Sou da Colômbia, morava fazia dois meses aqui. Tinha ido trabalhar, e quando eu cheguei não tinha mais nada. Eu perdi tudo, fiquei só com a roupa do corpo. Eu pagava R$ 180 de aluguel. Vim para o Brasil por condições melhores para viver. A Prefeitura falou que a gente tem que esperar, por um lugar para morar. Eles falaram que vão fazer um prédio para nós, com boas condições, mas tem que esperar, porque eles falam muito e pouco fazem.

Antônia Ferreira de Souza, 58 anos

Eu morava aqui fazia 4 anos. Eu vim do Paraná e sempre morei aqui no Centro, moro aqui há 30 anos. Antes eu morava em outra ocupação, mas eu tinha um companheiro e não deu certo. Aí mudei para cá. Eu pagava pouco, R$ 160,00. Era uma contribuição para ajudar o porteiro. Porque tinha o porteiro, e uma pessoa para limpar o prédio. Era bem organizado. O corredor e o banheiro dependiam dos moradores para limpar, cada dia era de um. Eu era camelô na 25 de Março. A Prefeitura falou que ia dar uma moradia pra nós. Já estávamos até cadastrados. Faz dois meses que eles passaram lá, falando que iam querer o prédio que era da federal, aí cadastraram, e agora depois de dois meses aconteceu isso.

Valdir Ferreira de Almeida

Eu ficava no calçadão, na porta do prédio. Estava dormindo e um segurança veio e me chamou falando, é melhor você sair, o prédio está pegando fogo. Todos saíram correndo e na hora eu fui pegar a minha carroça, mas larguei e corri porque desabou tudo.

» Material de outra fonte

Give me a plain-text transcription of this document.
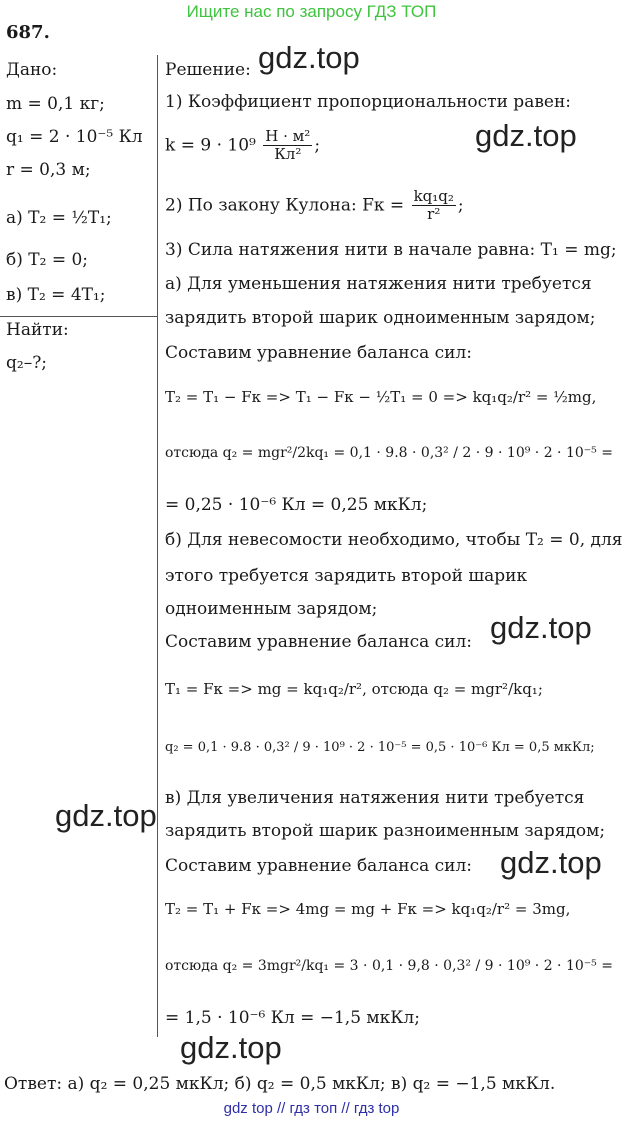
Ищите нас по запросу ГДЗ ТОП
687.
Дано:
m = 0,1 кг;
q₁ = 2 · 10⁻⁵ Кл
r = 0,3 м;
а) T₂ = ½T₁;
б) T₂ = 0;
в) T₂ = 4T₁;
Найти:
q₂–?;
Решение:
1) Коэффициент пропорциональности равен:
$k = 9 \cdot 10^9 \frac{\text{Н · м²}}{\text{Кл²}}$ ;
2) По закону Кулона: Fк = $\frac{\text{kq₁q₂}}{\text{r²}}$ ;
3) Сила натяжения нити в начале равна: T₁ = mg;
а) Для уменьшения натяжения нити требуется
зарядить второй шарик одноименным зарядом;
Составим уравнение баланса сил:
T₂ = T₁ − Fк => T₁ − Fк − ½T₁ = 0 => kq₁q₂/r² = ½mg,
отсюда q₂ = mgr²/2kq₁ = 0,1 · 9.8 · 0,3² / 2 · 9 · 10⁹ · 2 · 10⁻⁵ =
= 0,25 · 10⁻⁶ Кл = 0,25 мкКл;
б) Для невесомости необходимо, чтобы T₂ = 0, для
этого требуется зарядить второй шарик
одноименным зарядом;
Составим уравнение баланса сил:
T₁ = Fк => mg = kq₁q₂/r², отсюда q₂ = mgr²/kq₁;
q₂ = 0,1 · 9.8 · 0,3² / 9 · 10⁹ · 2 · 10⁻⁵ = 0,5 · 10⁻⁶ Кл = 0,5 мкКл;
в) Для увеличения натяжения нити требуется
зарядить второй шарик разноименным зарядом;
Составим уравнение баланса сил:
T₂ = T₁ + Fк => 4mg = mg + Fк => kq₁q₂/r² = 3mg,
отсюда q₂ = 3mgr²/kq₁ = 3 · 0,1 · 9,8 · 0,3² / 9 · 10⁹ · 2 · 10⁻⁵ =
= 1,5 · 10⁻⁶ Кл = −1,5 мкКл;
gdz.top
gdz.top
gdz.top
gdz.top
gdz.top
gdz.top
Ответ: а) q₂ = 0,25 мкКл; б) q₂ = 0,5 мкКл; в) q₂ = −1,5 мкКл.
gdz top // гдз топ // гдз top
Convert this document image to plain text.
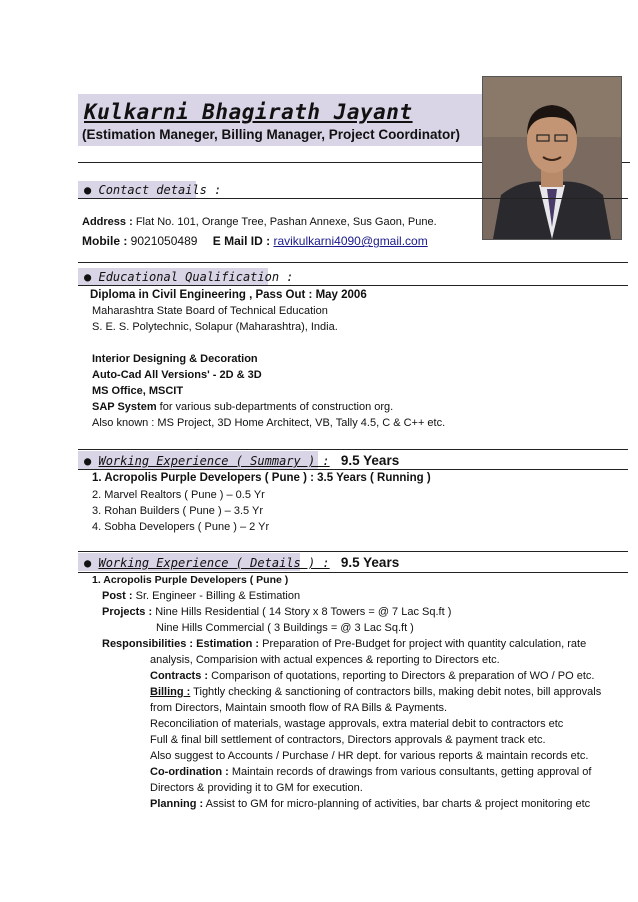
Kulkarni Bhagirath Jayant
(Estimation Maneger, Billing Manager, Project Coordinator)
● Contact details :
Address : Flat No. 101, Orange Tree, Pashan Annexe, Sus Gaon, Pune.
Mobile : 9021050489 E Mail ID : ravikulkarni4090@gmail.com
● Educational Qualification :
Diploma in Civil Engineering , Pass Out : May 2006
Maharashtra State Board of Technical Education
S. E. S. Polytechnic, Solapur (Maharashtra), India.
Interior Designing & Decoration
Auto-Cad All Versions' - 2D & 3D
MS Office, MSCIT
SAP System for various sub-departments of construction org.
Also known : MS Project, 3D Home Architect, VB, Tally 4.5, C & C++ etc.
● Working Experience ( Summary ) : 9.5 Years
1. Acropolis Purple Developers ( Pune ) : 3.5 Years ( Running )
2. Marvel Realtors ( Pune ) – 0.5 Yr
3. Rohan Builders ( Pune ) – 3.5 Yr
4. Sobha Developers ( Pune ) – 2 Yr
● Working Experience ( Details ) : 9.5 Years
1. Acropolis Purple Developers ( Pune )
Post : Sr. Engineer - Billing & Estimation
Projects : Nine Hills Residential ( 14 Story x 8 Towers = @ 7 Lac Sq.ft )
Nine Hills Commercial ( 3 Buildings = @ 3 Lac Sq.ft )
Responsibilities : Estimation : Preparation of Pre-Budget for project with quantity calculation, rate
analysis, Comparision with actual expences & reporting to Directors etc.
Contracts : Comparison of quotations, reporting to Directors & preparation of WO / PO etc.
Billing : Tightly checking & sanctioning of contractors bills, making debit notes, bill approvals
from Directors, Maintain smooth flow of RA Bills & Payments.
Reconciliation of materials, wastage approvals, extra material debit to contractors etc
Full & final bill settlement of contractors, Directors approvals & payment track etc.
Also suggest to Accounts / Purchase / HR dept. for various reports & maintain records etc.
Co-ordination : Maintain records of drawings from various consultants, getting approval of
Directors & providing it to GM for execution.
Planning : Assist to GM for micro-planning of activities, bar charts & project monitoring etc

Eu moro aqui porque eu não tenho condições de pagar aluguel, estou desempregado. Se eu fosse morar em um lugar melhor teria que gastar R$ 300 ou R$ 450. Eu vendia papelão, e ganhava R$500 por mês, e não dá, porque vendendo papelão não é sempre que tem. Agora eu perdi a minha carroça e como vou pagar? Não tenho emprego. Graças a Deus eu tenho algo para comer porque eles me deram. Pelo menos consegui salvar meus documentos. Agora estou ficando em frente à igreja, mas não tenho uma barraca.